Many people over 60 in the UK are victims of sexual violence, according to Durham University research.
Despite the pervasive stereotypes of what constitutes a “real rape” - a young woman being attacked by a stranger - the research has uncovered that older people are victims too.
The study shows that people over 60 are more likely to be raped by an acquaintance either in their own home or a care home.
Influenced by the research, the Office for National Statistics is now trialling the collection of data on sexual violence for the over 60s in its Crime Survey for England and Wales. Previously, the survey only collected data on sexual and domestic violence for those up to the age of 59.
The issue of rape and sexual assault of people over 60 was largely unrecognised before Dr Hannah Bows began to search for statistics on sexual violence against older people in the UK as part of her PhD in the School of Applied Social Sciences at Durham.
In recognition of her work, Dr Bows was a finalist for Outstanding Early Career Impact in the ESRC Celebrating Impact Prize 2017 .
She said: “I discovered that the Crime Survey for England and Wales didn’t ask those aged 60 or over questions about sexual violence they may have experienced, and no-one had any convincing explanations why older people weren’t asked.
“The crime was almost invisible. People didn’t appear to acknowledge that rape is something that could impact older people. There seems to be an idea that age will make you safe.
“My findings challenge the ’real rape’ stereotype of a young white woman attacked by a stranger in a dark alley who is motivated by sexual desire.”
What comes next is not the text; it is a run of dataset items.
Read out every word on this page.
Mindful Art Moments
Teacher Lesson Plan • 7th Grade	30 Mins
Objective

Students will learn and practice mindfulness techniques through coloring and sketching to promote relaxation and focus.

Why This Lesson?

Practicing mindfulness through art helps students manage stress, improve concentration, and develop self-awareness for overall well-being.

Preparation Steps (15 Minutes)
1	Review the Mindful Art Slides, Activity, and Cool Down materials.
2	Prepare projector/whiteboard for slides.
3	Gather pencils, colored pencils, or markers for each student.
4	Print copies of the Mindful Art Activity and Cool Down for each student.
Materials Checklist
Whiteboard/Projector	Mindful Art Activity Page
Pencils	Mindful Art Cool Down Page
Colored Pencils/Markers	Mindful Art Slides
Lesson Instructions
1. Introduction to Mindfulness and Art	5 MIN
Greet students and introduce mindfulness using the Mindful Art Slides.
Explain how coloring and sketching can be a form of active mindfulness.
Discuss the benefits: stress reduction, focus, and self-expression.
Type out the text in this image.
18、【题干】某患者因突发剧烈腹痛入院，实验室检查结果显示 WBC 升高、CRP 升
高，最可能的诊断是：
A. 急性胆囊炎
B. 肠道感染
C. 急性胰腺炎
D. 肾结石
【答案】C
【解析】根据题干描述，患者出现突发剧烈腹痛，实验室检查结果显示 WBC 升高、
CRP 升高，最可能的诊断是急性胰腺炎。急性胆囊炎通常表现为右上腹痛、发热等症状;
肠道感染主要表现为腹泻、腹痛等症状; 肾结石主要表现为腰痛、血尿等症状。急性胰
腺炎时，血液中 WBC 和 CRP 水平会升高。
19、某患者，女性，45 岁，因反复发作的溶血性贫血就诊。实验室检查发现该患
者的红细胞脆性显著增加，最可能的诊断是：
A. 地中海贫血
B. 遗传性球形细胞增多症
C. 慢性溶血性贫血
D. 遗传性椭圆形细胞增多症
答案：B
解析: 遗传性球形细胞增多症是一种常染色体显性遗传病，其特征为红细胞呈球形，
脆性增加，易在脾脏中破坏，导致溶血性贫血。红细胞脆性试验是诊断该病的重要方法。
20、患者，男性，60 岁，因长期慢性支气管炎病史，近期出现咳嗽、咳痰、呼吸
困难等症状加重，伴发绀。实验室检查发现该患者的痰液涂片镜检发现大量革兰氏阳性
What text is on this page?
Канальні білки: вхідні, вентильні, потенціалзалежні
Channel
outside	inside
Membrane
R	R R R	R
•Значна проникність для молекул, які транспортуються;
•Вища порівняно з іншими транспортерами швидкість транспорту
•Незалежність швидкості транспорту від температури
The study shows that most rapes happened in the victim’s own home but the second most common location was care homes. Only one fifth of older people were raped by a stranger and two-thirds of the perpetrators were younger than their victim.
The perpetrators were generally known to the victim, either as an acquaintance (26 per cent) or as a partner (20 per cent) but in 20 per cent of reported cases it involved a stranger.
Through Freedom of Information requests Dr Bows gathered data from 45 police forces, finding around 150 rape and serious assaults involving an adult aged 60 or over reported annually to the police across England, Wales and Northern Ireland. Her findings revealing the number of assaults have surprised many.
In reality, Dr Bows believes the true figure is actually much higher, as rape is one of the most under-reported crimes.
“It’s not just young people who suffer sexual violence - older people get raped too,” says Dr Bows. “Recent plans by the Office for National Statistics to gather data from the over 60s is an important step in reframing the issue.”
Information handouts developed by Dr Bows, which raise awareness of sexual violence against older people and provide guidance for practitioners, have been distributed to all rape crisis and age-related organisations in the UK.
Her survivor information guide has been sent to those organisations as well as all social services, Safeguarding Adults Boards and care homes in the UK.
Dr Bows, who is a member of the Centre for Research Into Violence and Abuse at Durham and a Senior Lecturer at Teesside University, has also devised and delivered practitioner training workshops for Rape Crisis England and Wales, and Age UK.